でも帰ってきて気づいたのは、故郷が錦だということです。」
 私たちの原点は、故郷にあり、生きる喜びや勇気・希望を与えてくれるのだと思う。
 
 私が勤務する伊方町立三崎中学校は、日本一細長い四国最西端の佐田岬半島にある。
宇和海と瀬戸内海に囲まれ、アジ・サバ・伊勢エビ・てんぐさなど、
故郷の海は私たちの生活を支え、文化を創ってきた。
 そんな故郷の海が、東北では大津波を引き起こし、多くのかけがえのない命や財産、思い出を奪っていった。
 
「自分には何ができるか。
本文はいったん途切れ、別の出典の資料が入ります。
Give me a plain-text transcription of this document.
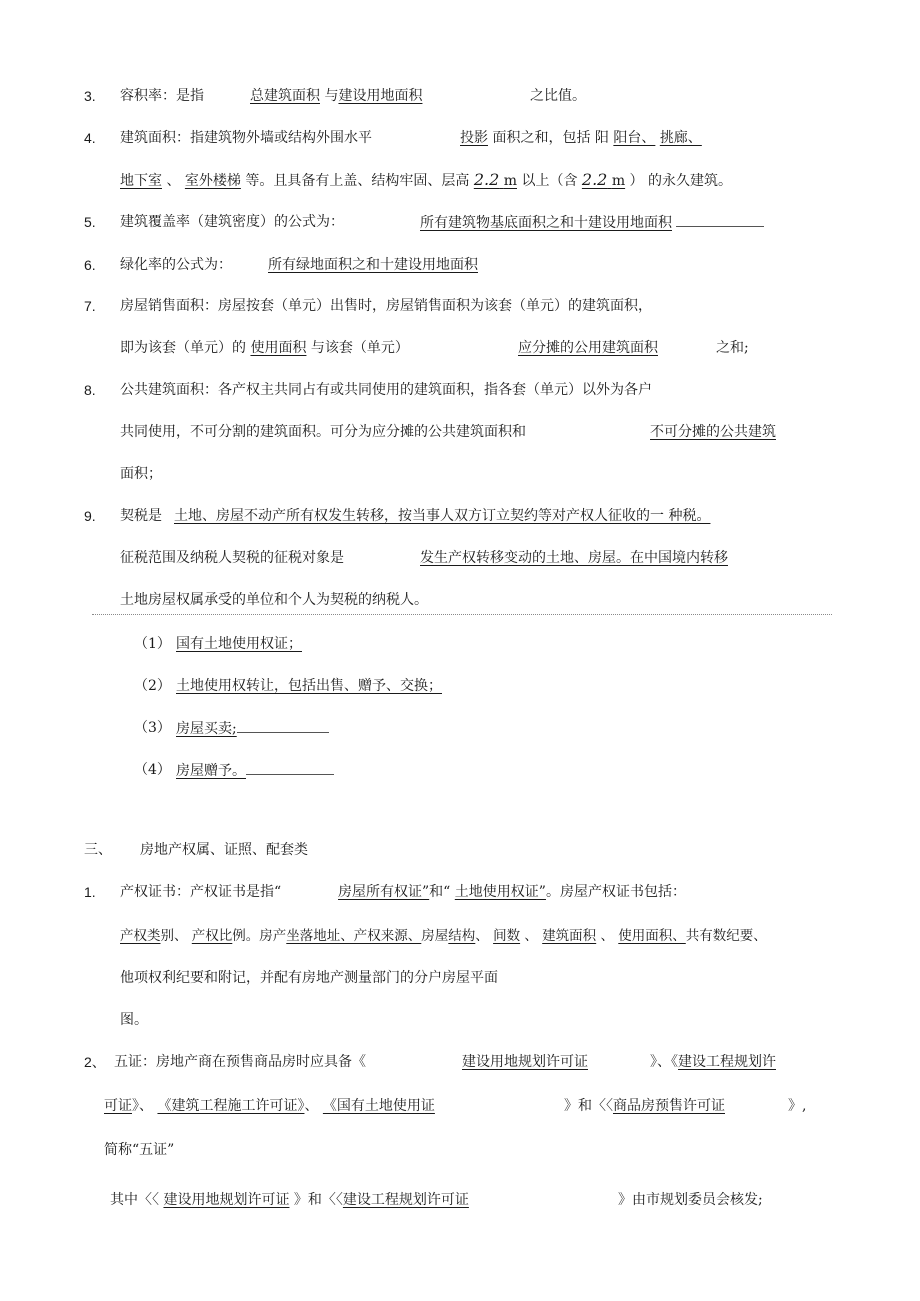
3. 容积率：是指	总建筑面积 与建设用地面积	之比值。
4. 建筑面积：指建筑物外墙或结构外围水平	投影 面积之和，包括 阳 阳台、 挑廊、
地下室 、 室外楼梯 等。且具备有上盖、结构牢固、层高 2.2 m 以上（含 2.2 m ） 的永久建筑。
5. 建筑覆盖率（建筑密度）的公式为：	所有建筑物基底面积之和十建设用地面积
6. 绿化率的公式为：	所有绿地面积之和十建设用地面积
7. 房屋销售面积：房屋按套（单元）出售时，房屋销售面积为该套（单元）的建筑面积，
即为该套（单元）的 使用面积 与该套（单元）	应分摊的公用建筑面积	之和;
8. 公共建筑面积：各产权主共同占有或共同使用的建筑面积，指各套（单元）以外为各户
共同使用，不可分割的建筑面积。可分为应分摊的公共建筑面积和	不可分摊的公共建筑
面积；
9. 契税是 土地、房屋不动产所有权发生转移，按当事人双方订立契约等对产权人征收的一 种税。
征税范围及纳税人契税的征税对象是	发生产权转移变动的土地、房屋。在中国境内转移
土地房屋权属承受的单位和个人为契税的纳税人。
（1） 国有土地使用权证；
（2） 土地使用权转让，包括出售、赠予、交换；
（3） 房屋买卖;
（4） 房屋赠予。
三、 房地产权属、证照、配套类
1. 产权证书：产权证书是指“	房屋所有权证”和“ 土地使用权证”。房屋产权证书包括：
产权类别、 产权比例。房产坐落地址、产权来源、房屋结构、 间数 、 建筑面积 、 使用面积、共有数纪要、
他项权利纪要和附记，并配有房地产测量部门的分户房屋平面
图。
2、 五证：房地产商在预售商品房时应具备《	建设用地规划许可证	》、《建设工程规划许
可证》、 《建筑工程施工许可证》、 《国有土地使用证	》和〈〈商品房预售许可证	》,
简称“五证”
其中〈〈 建设用地规划许可证 》和〈〈建设工程规划许可证	》由市规划委员会核发;
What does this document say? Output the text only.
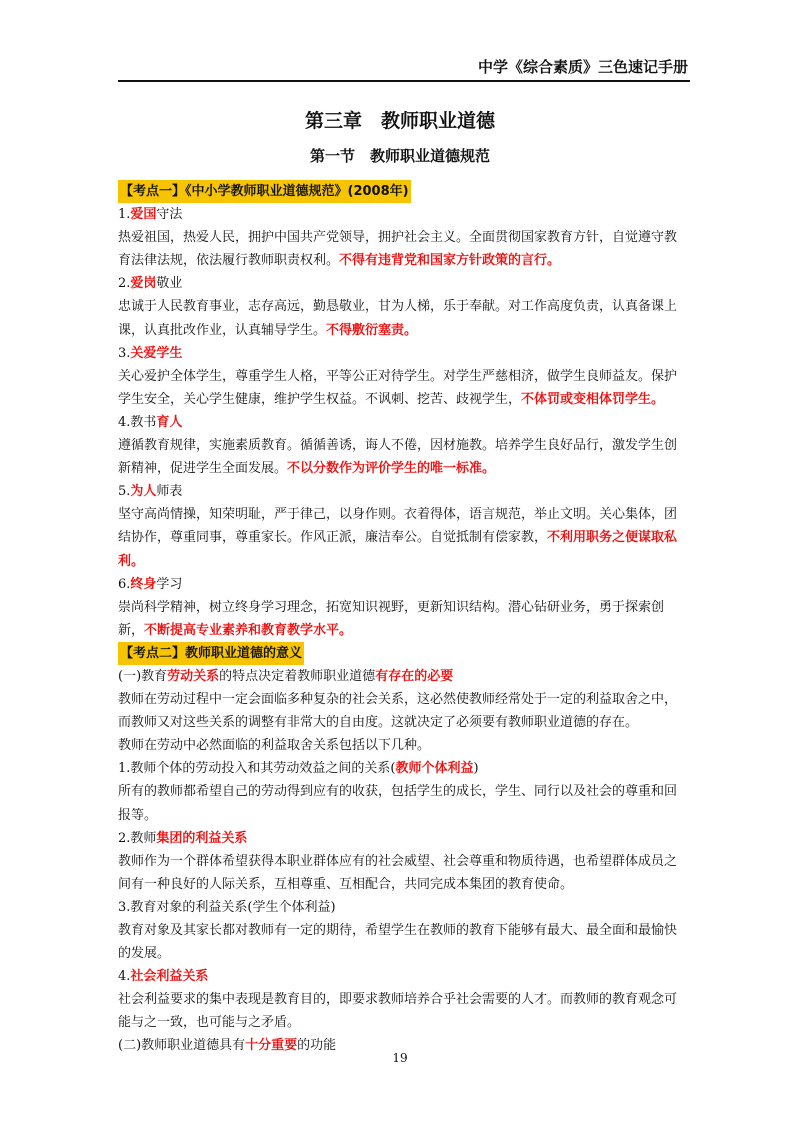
中学《综合素质》三色速记手册
第三章　教师职业道德
第一节　教师职业道德规范

【考点一】《中小学教师职业道德规范》(2008年)

1.爱国守法

热爱祖国，热爱人民，拥护中国共产党领导，拥护社会主义。全面贯彻国家教育方针，自觉遵守教育法律法规，依法履行教师职责权利。不得有违背党和国家方针政策的言行。

2.爱岗敬业

忠诚于人民教育事业，志存高远，勤恳敬业，甘为人梯，乐于奉献。对工作高度负责，认真备课上课，认真批改作业，认真辅导学生。不得敷衍塞责。

3.关爱学生

关心爱护全体学生，尊重学生人格，平等公正对待学生。对学生严慈相济，做学生良师益友。保护学生安全，关心学生健康，维护学生权益。不讽刺、挖苦、歧视学生，不体罚或变相体罚学生。

4.教书育人

遵循教育规律，实施素质教育。循循善诱，诲人不倦，因材施教。培养学生良好品行，激发学生创新精神，促进学生全面发展。不以分数作为评价学生的唯一标准。

5.为人师表

坚守高尚情操，知荣明耻，严于律己，以身作则。衣着得体，语言规范，举止文明。关心集体，团结协作，尊重同事，尊重家长。作风正派，廉洁奉公。自觉抵制有偿家教，不利用职务之便谋取私利。

6.终身学习

崇尚科学精神，树立终身学习理念，拓宽知识视野，更新知识结构。潜心钻研业务，勇于探索创新，不断提高专业素养和教育教学水平。

【考点二】教师职业道德的意义

(一)教育劳动关系的特点决定着教师职业道德有存在的必要

教师在劳动过程中一定会面临多种复杂的社会关系，这必然使教师经常处于一定的利益取舍之中，而教师又对这些关系的调整有非常大的自由度。这就决定了必须要有教师职业道德的存在。

教师在劳动中必然面临的利益取舍关系包括以下几种。

1.教师个体的劳动投入和其劳动效益之间的关系(教师个体利益)

所有的教师都希望自己的劳动得到应有的收获，包括学生的成长，学生、同行以及社会的尊重和回报等。

2.教师集团的利益关系

教师作为一个群体希望获得本职业群体应有的社会威望、社会尊重和物质待遇，也希望群体成员之间有一种良好的人际关系，互相尊重、互相配合，共同完成本集团的教育使命。

3.教育对象的利益关系(学生个体利益)

教育对象及其家长都对教师有一定的期待，希望学生在教师的教育下能够有最大、最全面和最愉快的发展。

4.社会利益关系

社会利益要求的集中表现是教育目的，即要求教师培养合乎社会需要的人才。而教师的教育观念可能与之一致，也可能与之矛盾。

(二)教师职业道德具有十分重要的功能

19
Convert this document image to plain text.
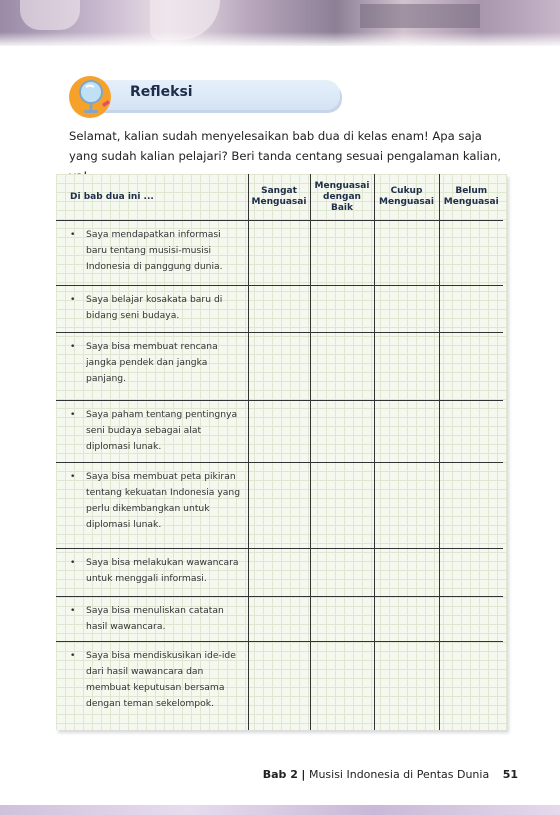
Refleksi
Selamat, kalian sudah menyelesaikan bab dua di kelas enam! Apa saja yang sudah kalian pelajari? Beri tanda centang sesuai pengalaman kalian,
Di bab dua ini ...	Sangat Menguasai	Menguasai dengan Baik	Cukup Menguasai	Belum Menguasai

• Saya mendapatkan informasi baru tentang musisi-musisi Indonesia di panggung dunia.				

• Saya belajar kosakata baru di bidang seni budaya.				

• Saya bisa membuat rencana jangka pendek dan jangka panjang.				

• Saya paham tentang pentingnya seni budaya sebagai alat diplomasi lunak.				

• Saya bisa membuat peta pikiran tentang kekuatan Indonesia yang perlu dikembangkan untuk diplomasi lunak.				

• Saya bisa melakukan wawancara untuk menggali informasi.				

• Saya bisa menuliskan catatan hasil wawancara.				

• Saya bisa mendiskusikan ide-ide dari hasil wawancara dan membuat keputusan bersama dengan teman sekelompok.				

Bab 2 | Musisi Indonesia di Pentas Dunia 51
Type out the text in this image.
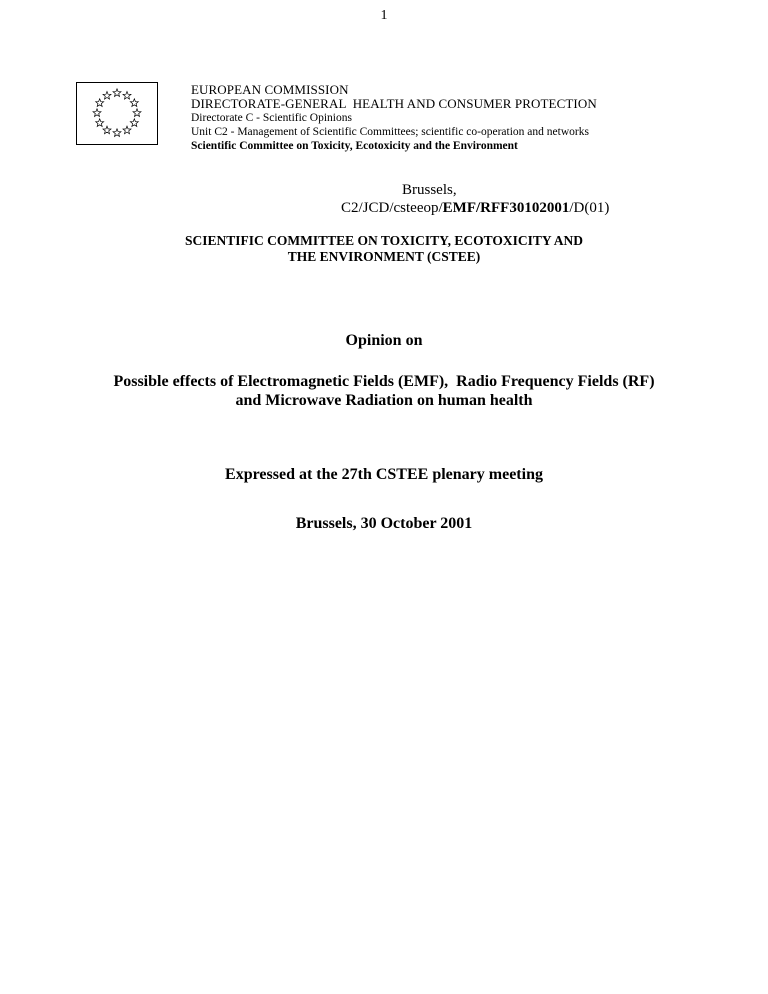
1
EUROPEAN COMMISSION
DIRECTORATE-GENERAL  HEALTH AND CONSUMER PROTECTION
Directorate C - Scientific Opinions
Unit C2 - Management of Scientific Committees; scientific co-operation and networks
Scientific Committee on Toxicity, Ecotoxicity and the Environment
Brussels,
C2/JCD/csteeop/EMF/RFF30102001/D(01)
SCIENTIFIC COMMITTEE ON TOXICITY, ECOTOXICITY AND
THE ENVIRONMENT (CSTEE)
Opinion on
Possible effects of Electromagnetic Fields (EMF),  Radio Frequency Fields (RF)
and Microwave Radiation on human health
Expressed at the 27th CSTEE plenary meeting
Brussels, 30 October 2001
」を問い続ける日々。
震災後すぐに三崎中学校からは、毛布や衣類、義援金などと一緒に中学生の応援メッセージも送られた。
6月、それらを受け取った気仙沼市の大谷(おおや)中学校から手紙が届いた。

「3月11日、東日本大震災の時、私たちは体育館で卒業式の準備をしていたところでした。
地震から30分くらいした後、一瞬で今までとは違う大谷の街になっていました。
校庭には、たくさんのごみが流れこんで1階の床まで海水が入り現実を見られない状況でした。」


 卒業式前日、中学3年生は、卒業していく寂しさを感じながらも新しい進路に胸をふくらませ、
翌日の卒業式に思いをはせていたことだろう。
そんな時に突如襲った大震災。
希望を抱く子どもたちが失ったものはあまりにも大きかった。
そんな状況で懸命に立ち上がろうとがんばり続ける日々。

「掲示されている三崎中学校からのメッセージを読む度に、安心感と勇気がわいてきます。
みなさんにもたいへんなことがあると思いますが、お互いにがんばっていきましょう。」

といったお礼や力強い言葉がつづられていた。